Stefanie Lemcke experienced culture shock when she and her family moved from New York City to Connecticut. Suddenly her two daughters had to be driven everywhere: to school, to soccer practice, to horse riding. The working parents were overwhelmed with the coordination it took to arrange carpooling.
Then she got a message while in a meeting that a ride her daughter was counting on wouldn’t happen. The German-expat-turned-suburban-mom panicked, but in that moment came the kernel for the idea of GoKid, in essence an Uber for children. “It can’t be that in the age of Uber and Lyft we still coordinate who’s picking up who via email and text,” she said in her co-working office in the Flatiron District of New York.
GoKid has helped users organize more than 140,000 rides in 25 countries in the past year. The business model is simple: Parents who use the app pay $4.99 a month to connect with other families going to the same destinations to arrange carpooling. Parents can also follow their children’s locations live on a map.
There’s no per-ride cost, making it much more cost-effective than Uber, a frequent solution for well-to-do New York families. Ms. Lemcke, who was born in Düsseldorf, has signed contracts with 20 school districts so far, and more than 200 districts have expressed interest in shortening the pick-up lines in front of their schools.
Uber the top?
Ms. Lemcke invested $100,000 of her own money in GoKid while she was still working as a consultant, and the startup was admitted to the prestigious Techstars Mobility incubator in 2016. As of June 2018, GoKid is valued at $10 million, and she has raised a total of $1.5 million in venture capital from investors including DB Digital Ventures, a fund of Deutsche Bahn.
DB Digital Ventures wants to be a partner, not just an investor, though plans are not yet concrete. It’s interested in helping parents bridge the “last mile” between public transportation and home. “New ride-sharing services are getting more specific in their target audiences,” a spokesperson for DB Digital Ventures said.
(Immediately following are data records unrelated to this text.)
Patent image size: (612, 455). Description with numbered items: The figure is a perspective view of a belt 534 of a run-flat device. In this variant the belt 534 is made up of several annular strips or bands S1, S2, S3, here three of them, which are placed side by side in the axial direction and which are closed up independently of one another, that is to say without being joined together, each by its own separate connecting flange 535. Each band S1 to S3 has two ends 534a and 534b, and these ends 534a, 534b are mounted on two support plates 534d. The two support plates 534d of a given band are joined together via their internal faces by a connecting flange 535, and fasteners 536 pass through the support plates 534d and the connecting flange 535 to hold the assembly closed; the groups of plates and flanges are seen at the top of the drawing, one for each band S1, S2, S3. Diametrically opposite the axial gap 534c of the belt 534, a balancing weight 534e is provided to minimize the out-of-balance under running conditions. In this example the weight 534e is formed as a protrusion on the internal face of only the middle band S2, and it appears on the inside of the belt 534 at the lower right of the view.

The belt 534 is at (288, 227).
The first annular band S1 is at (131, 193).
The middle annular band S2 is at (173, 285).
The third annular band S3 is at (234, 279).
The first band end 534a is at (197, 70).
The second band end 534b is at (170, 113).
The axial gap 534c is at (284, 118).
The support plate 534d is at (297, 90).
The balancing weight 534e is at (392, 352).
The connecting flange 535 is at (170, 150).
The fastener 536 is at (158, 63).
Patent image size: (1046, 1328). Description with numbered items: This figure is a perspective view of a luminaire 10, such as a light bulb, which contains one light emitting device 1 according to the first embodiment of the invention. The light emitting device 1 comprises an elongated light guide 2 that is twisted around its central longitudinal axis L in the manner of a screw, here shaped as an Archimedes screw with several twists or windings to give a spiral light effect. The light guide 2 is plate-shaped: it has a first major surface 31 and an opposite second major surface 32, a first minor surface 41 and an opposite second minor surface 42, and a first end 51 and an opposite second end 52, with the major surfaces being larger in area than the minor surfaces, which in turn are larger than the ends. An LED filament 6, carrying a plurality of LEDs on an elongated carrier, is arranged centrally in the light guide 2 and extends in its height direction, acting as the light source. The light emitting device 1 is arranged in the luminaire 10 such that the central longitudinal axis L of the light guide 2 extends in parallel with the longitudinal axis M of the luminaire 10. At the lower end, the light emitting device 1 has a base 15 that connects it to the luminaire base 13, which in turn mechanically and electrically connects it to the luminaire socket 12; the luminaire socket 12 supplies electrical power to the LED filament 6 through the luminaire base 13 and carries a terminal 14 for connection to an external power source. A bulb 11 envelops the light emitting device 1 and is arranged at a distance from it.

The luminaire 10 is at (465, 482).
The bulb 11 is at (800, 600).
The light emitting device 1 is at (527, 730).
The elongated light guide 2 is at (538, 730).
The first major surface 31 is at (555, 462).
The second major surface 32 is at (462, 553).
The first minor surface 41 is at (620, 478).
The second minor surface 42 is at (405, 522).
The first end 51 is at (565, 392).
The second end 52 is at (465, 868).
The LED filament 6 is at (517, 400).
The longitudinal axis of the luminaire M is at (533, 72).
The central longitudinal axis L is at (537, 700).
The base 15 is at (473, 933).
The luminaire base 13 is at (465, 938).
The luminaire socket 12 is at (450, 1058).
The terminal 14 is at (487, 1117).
Acknowledging that helps them shape their portfolio to fulfill consumer demand, and it’s likely Deutsche Bahn will consider adding GoKid to its offerings.
Ms. Lemcke is talking with automakers including Jaguar Land Rover about integrating the apps with their navigation systems. Primarily used on the coasts of the United States, GoKid has also established user bases in Mexico, Australia, New Zealand and Great Britain, though it has yet to make inroads in Germany.
One has to wonder whether there’s a need for an Uber for kids in Germany, where schoolchildren are encouraged to independently get themselves to and from school. Statistics show German children are more likely to use public transportation than any other method, especially in rural areas:
- Public transportation: 47.0%
- Walking: 28.3%
- Biking: 14.5%
- Parents’ car: 6.3%
- Motorbike: 3.9%
In the United States, going to school by car and school bus is much more common:
- Passenger car: 44.2%
- School bus: 40.7%
- Walking/biking: 9.4%
- Other: 5.7%
“Parent taxis” are considered a nuisance in Germany, a sign of helicopter parenting. With that in mind, GoKid may find its path to success trapped in a teutonic traffic jam.